İlk çağlardan günümüze gelindiğinde ise toplumsal cinsiyet bazında kadınların konumlarında bariz değişiklikler olmuşsa da dişiliği arka planda tutan ataerkil yapı gereğince cinsiyet faktörü hâlâ statüsel konumlara etki eden bir araç görevi görmektedir.

Din olgusu da bireylerin statüleri üzerine etki eden bir başka unsur olarak gösterilebilir. Özellikle tek bir dinin yaygın olduğu toplumlarda bireyin dinsel bütünlükle ilişkisi statüsü açısından önemlidir (Fichter, 2006: 38). Hatta öyle ki birçok dinde Tanrı tarafından seçilmiş, ebedi kurtuluşa ermiş seçkinlerin varlığından söz edilir. Bu kişiler yaşanılan dönemin saygınlık uyandıran kesimlerini oluşturmaları açısından önemlidir. Ancak akılcılığın temel alındığı modern toplumlarda dinin etkisi pasifize edilmiştir. Bu dönemde din ve devlet ayrılığı gündeme gelmiş; geleneksel dini bağlıklıklar etkisini yitirmiş ve bireyciliğe yapılan vurgu kendini din üzerinde de göstererek bieysel inanma şekilleri gündeme gelmiştir (Kirman, 2004: 156-195). Bu nedenle modernizmle birlikte dinin statü belirleyicileri arasındaki yeri tartışılır durumdadır.

2. 1. 2. Başarılan Statü

Başarılan statü bireyin sosyal açıdan değerlendirilen çabalarının sonuçlarına işaret eder. Bireyin statüsünü yükseltmesi ya da alçaltması bireyin kendi davranışlarına bağlıdır. Açık tabakalaşma sisteminin uygulandığı toplumlarda başarılan statünün önem kazandığı görülmektedir. Bu sistemde sosyal hareketlilik oldukça yaygındır. Sınıflar arası geçişin esnekleştiği açık tabakalaşma sisteminde benzer esneklik statüde algısında da görülmektedir. Statülerin bireylerin başarı ve yetenekleri doğrultusunda şekillendiği bu tabakalaşma sisteminde ‘eğitim’ bilhassa önem taşıdığı tespitini yapmak mümkündür (Kızılçelik ve Erjem, 1992: 2).
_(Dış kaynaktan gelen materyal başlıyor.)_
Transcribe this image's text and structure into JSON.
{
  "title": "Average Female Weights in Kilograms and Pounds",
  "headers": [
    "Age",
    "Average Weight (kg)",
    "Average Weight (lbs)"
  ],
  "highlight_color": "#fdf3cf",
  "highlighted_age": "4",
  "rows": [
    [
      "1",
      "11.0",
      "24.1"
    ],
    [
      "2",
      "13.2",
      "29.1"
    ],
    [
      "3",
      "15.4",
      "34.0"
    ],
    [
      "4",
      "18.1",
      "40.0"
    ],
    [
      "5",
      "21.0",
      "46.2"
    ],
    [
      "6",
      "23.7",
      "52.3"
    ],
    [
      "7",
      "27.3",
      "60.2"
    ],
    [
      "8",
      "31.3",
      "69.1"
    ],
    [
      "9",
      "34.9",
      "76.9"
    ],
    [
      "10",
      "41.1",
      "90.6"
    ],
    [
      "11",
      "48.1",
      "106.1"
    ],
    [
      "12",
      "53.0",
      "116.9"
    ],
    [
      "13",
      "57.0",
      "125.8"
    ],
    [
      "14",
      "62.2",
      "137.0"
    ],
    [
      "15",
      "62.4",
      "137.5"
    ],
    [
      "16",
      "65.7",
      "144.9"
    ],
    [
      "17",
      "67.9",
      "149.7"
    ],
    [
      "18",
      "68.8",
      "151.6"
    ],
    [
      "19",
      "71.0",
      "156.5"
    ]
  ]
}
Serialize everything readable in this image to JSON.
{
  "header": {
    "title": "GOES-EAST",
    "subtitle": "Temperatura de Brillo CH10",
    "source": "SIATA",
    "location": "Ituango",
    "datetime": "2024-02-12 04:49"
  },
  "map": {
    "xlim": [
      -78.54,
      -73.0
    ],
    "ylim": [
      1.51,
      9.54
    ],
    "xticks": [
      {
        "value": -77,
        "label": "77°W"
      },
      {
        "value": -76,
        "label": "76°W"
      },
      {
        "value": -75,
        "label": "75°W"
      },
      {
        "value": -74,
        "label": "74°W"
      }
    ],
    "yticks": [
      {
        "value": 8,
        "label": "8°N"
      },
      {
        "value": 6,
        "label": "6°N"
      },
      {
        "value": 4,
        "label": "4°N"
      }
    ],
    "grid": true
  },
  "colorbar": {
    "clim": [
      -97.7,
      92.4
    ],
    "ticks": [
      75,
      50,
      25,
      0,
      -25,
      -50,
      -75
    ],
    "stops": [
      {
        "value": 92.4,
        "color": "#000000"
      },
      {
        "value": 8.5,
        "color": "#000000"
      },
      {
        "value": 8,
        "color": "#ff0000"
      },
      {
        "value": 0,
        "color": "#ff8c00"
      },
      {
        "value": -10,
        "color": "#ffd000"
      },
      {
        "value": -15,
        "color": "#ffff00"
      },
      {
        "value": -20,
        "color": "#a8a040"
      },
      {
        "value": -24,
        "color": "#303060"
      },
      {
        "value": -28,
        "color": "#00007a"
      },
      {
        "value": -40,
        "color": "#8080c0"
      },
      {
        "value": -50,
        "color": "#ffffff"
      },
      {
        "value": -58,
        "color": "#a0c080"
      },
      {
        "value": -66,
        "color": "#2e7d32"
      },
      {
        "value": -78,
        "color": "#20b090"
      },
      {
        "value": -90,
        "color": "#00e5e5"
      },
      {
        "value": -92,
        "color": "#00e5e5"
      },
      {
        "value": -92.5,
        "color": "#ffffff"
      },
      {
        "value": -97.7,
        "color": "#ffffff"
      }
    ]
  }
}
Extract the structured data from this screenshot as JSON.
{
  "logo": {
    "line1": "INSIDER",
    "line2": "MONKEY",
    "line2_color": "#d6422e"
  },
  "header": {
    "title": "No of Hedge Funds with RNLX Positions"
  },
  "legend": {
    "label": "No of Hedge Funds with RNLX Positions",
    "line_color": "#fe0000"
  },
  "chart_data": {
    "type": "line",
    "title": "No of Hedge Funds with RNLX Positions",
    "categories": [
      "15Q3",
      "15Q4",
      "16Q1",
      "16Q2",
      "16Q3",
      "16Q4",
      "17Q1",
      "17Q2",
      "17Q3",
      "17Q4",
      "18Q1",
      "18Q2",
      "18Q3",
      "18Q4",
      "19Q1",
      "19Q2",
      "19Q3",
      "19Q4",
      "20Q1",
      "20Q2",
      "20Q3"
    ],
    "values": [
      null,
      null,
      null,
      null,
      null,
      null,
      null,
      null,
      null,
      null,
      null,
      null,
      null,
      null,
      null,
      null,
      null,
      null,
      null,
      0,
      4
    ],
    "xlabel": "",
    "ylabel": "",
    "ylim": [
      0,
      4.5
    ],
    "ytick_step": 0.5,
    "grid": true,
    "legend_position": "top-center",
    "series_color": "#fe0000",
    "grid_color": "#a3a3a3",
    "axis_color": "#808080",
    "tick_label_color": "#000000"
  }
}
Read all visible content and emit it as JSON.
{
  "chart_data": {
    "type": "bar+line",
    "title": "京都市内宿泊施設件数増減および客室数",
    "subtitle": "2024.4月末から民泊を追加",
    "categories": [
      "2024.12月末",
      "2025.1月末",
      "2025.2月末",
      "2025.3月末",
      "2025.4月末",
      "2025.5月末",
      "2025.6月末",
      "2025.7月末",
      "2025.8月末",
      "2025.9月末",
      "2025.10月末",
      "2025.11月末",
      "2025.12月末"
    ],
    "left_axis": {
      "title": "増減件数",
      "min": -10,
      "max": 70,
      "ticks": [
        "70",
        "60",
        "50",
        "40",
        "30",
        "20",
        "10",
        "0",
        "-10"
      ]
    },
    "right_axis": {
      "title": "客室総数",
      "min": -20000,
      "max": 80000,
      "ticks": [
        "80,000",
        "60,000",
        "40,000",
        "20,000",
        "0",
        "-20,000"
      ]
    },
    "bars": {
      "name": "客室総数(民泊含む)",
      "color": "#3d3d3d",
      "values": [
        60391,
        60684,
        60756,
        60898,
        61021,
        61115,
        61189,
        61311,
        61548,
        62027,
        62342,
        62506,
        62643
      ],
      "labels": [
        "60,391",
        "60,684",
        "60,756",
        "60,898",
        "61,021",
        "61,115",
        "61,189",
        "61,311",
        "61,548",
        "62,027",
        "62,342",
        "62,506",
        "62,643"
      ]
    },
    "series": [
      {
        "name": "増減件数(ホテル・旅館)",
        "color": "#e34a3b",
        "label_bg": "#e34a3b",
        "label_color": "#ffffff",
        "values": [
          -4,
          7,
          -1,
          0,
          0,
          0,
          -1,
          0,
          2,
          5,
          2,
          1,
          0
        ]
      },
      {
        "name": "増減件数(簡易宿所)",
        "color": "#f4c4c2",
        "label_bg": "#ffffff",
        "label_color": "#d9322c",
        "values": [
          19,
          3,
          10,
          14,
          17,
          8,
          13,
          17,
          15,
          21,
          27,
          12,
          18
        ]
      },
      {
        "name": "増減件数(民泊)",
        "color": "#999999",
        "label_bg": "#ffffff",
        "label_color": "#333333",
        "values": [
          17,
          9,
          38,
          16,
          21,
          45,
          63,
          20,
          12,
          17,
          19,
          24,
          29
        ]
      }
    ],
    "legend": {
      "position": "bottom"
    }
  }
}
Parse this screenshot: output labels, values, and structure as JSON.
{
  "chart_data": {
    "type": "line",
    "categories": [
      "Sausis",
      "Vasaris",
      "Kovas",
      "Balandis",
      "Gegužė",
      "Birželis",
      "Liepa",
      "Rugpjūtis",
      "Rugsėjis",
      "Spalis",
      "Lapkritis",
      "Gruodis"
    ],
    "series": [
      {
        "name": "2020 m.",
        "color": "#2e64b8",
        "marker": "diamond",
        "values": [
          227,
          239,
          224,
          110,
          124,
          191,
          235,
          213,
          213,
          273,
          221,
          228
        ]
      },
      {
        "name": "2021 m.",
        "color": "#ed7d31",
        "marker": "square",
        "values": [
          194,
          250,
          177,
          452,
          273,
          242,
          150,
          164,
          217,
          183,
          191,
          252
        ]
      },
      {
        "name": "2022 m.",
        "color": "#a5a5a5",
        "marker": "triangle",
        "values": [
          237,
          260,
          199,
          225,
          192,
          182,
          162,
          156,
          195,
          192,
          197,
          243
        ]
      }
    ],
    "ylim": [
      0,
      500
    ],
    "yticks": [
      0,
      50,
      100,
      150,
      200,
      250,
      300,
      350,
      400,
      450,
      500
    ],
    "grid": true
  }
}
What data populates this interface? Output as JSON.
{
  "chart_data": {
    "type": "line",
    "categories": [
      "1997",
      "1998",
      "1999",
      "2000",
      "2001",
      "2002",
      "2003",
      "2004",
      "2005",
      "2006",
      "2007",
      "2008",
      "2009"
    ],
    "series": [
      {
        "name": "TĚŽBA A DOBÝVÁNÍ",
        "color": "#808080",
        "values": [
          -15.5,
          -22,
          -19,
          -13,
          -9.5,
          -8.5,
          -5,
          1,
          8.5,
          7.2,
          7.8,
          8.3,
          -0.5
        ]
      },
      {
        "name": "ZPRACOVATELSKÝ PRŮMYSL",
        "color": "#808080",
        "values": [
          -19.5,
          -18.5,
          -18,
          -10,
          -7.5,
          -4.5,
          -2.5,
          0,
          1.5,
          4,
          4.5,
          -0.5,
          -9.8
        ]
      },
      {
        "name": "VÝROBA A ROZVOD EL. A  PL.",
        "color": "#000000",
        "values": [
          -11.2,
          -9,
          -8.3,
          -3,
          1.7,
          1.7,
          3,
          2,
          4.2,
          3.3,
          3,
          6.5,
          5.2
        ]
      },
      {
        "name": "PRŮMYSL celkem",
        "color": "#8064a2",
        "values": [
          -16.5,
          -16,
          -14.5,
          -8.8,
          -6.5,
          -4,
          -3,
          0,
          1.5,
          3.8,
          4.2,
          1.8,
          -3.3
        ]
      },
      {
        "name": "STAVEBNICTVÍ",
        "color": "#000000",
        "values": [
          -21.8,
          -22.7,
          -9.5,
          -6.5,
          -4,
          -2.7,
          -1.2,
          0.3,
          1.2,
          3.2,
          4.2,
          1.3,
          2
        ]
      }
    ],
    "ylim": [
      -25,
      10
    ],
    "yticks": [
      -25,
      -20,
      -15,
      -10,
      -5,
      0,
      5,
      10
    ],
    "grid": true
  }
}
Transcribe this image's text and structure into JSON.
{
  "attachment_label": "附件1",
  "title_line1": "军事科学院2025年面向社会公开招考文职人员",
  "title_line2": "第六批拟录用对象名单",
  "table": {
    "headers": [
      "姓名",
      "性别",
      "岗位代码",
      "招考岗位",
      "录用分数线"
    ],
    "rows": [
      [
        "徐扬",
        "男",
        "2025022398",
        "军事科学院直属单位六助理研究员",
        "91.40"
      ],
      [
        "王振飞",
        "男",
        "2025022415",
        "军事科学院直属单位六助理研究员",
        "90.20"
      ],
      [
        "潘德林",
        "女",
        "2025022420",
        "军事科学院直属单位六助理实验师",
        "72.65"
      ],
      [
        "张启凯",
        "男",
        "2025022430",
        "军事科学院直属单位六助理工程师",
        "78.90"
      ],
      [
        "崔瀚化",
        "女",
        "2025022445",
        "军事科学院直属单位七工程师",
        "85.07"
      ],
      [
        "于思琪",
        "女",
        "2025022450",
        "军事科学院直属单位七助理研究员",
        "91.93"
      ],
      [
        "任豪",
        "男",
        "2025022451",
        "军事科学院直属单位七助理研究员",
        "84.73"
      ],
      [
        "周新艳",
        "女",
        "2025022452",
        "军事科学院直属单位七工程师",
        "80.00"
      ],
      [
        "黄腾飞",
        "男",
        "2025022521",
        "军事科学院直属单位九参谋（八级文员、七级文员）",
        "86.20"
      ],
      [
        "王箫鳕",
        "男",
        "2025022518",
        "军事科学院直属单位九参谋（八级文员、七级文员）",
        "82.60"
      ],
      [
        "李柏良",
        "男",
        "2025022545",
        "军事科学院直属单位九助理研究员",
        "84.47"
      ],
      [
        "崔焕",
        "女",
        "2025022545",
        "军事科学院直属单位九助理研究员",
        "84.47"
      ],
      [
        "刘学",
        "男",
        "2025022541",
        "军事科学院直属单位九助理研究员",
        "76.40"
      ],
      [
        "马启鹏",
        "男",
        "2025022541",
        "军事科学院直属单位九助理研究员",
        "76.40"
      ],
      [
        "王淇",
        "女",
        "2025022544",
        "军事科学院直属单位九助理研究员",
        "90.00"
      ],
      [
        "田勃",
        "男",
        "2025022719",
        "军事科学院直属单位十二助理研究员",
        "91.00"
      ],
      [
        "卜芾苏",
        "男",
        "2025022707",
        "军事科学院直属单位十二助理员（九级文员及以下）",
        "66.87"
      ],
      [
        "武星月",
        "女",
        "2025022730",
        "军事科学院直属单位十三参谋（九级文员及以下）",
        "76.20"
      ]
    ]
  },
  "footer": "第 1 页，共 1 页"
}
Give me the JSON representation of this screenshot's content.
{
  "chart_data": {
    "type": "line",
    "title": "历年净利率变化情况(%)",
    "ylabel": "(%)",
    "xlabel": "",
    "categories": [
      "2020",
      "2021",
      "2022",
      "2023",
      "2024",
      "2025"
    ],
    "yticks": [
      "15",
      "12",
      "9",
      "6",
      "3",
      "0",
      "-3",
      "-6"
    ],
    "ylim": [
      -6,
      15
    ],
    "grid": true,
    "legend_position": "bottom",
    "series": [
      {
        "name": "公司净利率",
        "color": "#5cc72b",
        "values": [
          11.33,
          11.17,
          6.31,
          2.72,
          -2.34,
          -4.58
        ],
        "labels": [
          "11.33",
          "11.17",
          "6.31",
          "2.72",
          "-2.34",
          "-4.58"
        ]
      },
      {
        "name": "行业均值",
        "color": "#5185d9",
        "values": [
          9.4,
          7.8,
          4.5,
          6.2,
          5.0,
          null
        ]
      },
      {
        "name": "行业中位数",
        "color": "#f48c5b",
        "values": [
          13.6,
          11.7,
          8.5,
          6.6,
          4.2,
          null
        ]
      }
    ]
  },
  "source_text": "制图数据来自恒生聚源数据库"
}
Çünkü

başarılan statüde bireyler belirli bir eğitim seviyesine ulaşarak, bunun bir uzantısı olarak da toplumda saygın mevkilere gelerek yüksek statü grubuna dahil olabilirler. Eğitim modern öncesi dönemde sadece üst sınıftaki kişilerin yararlanabildiği bir ayrıcalık olarak karşımıza çıkmaktadır. Alt sınıflar ve kadınların eğitim alma şansına sahip olmadığı dönemlerde bilhassa din adamlarının eğitim alması ve statülerini yükseltmeleri önem kazanmıştır. Cinsiyet faktörünün statü belirlemedeki etkisine yukarıda değinilmişti. Eğitim alanında da cinsiyet unsuru belirgin bir şekilde kendini göstermiştir. Modern öncesi dönemlerde yüksek öğrenim görmek ve bilgi gerektiren mesleklerde yer almak kadınlar için birer tabu olarak görülmüştür (Veblen, 2005: 242). Çünkü doğuştan itaatkâr olarak görülen kadınların bu alanlarda yer alması ile bilgili sınıfın itibarının zedeleneceği inancı hakim olmuştur. Bu nedenle kadınlar ve alt tabakadaki kitleler uzun yıllar eğitim alma ayrıcalığından mahrum bırakılmıştır. Ancak modern döneme gelindiğinde bu tabu yıkılarak eğitim diğer sınıfları da kapsayıcı bir hal almıştır. Ancak yüksek öğrenim görmek yine önemli bir statü belirleyicisi olmayı sürdürmüştür. Eski dönemlerden farklı olarak bu kez eğitim almak ayrıcalık olmaktan çıkmış bir hak halini almıştır. Bu haktan yararlanmak ise kişilerin bireysel yeteneklerine ve çalışmalarına bağlı olmuştur. Dolayısıyla yüksek öğrenim alan kişiler toplum tarafından başarılı ve yetenekli olarak kabul edilmiş ve yüksek statülere sahip olmuştur. Önemli mesleklere sahip olmanın yolu da çoğu kez iyi bir eğitim almış olma şartına bağlanmıştır. Tam da bu noktada ‘meritokrasi’ ilkesinin geçerli olduğunu söylemek mümkündür. Fırsat eşitliğini temel alan meritokrasi, insanların sahip oldukları yüksek ya da aşağı statüyü hak ettiklerini savunur. Dolayısıyla bu yönüyle atfedilen statünün karşısında yer alarak prestijin babadan oğla miras olarak geçmesini reddeder. Yüksek statüye erişmek isteyen bireylerin belirli bir çaba sarf etmeleri gerekirken aşağı statüde yer alan bireyler ise yeteneksizlikleri sonucu olarak o mevkidedirler (Botton, 2008: 99).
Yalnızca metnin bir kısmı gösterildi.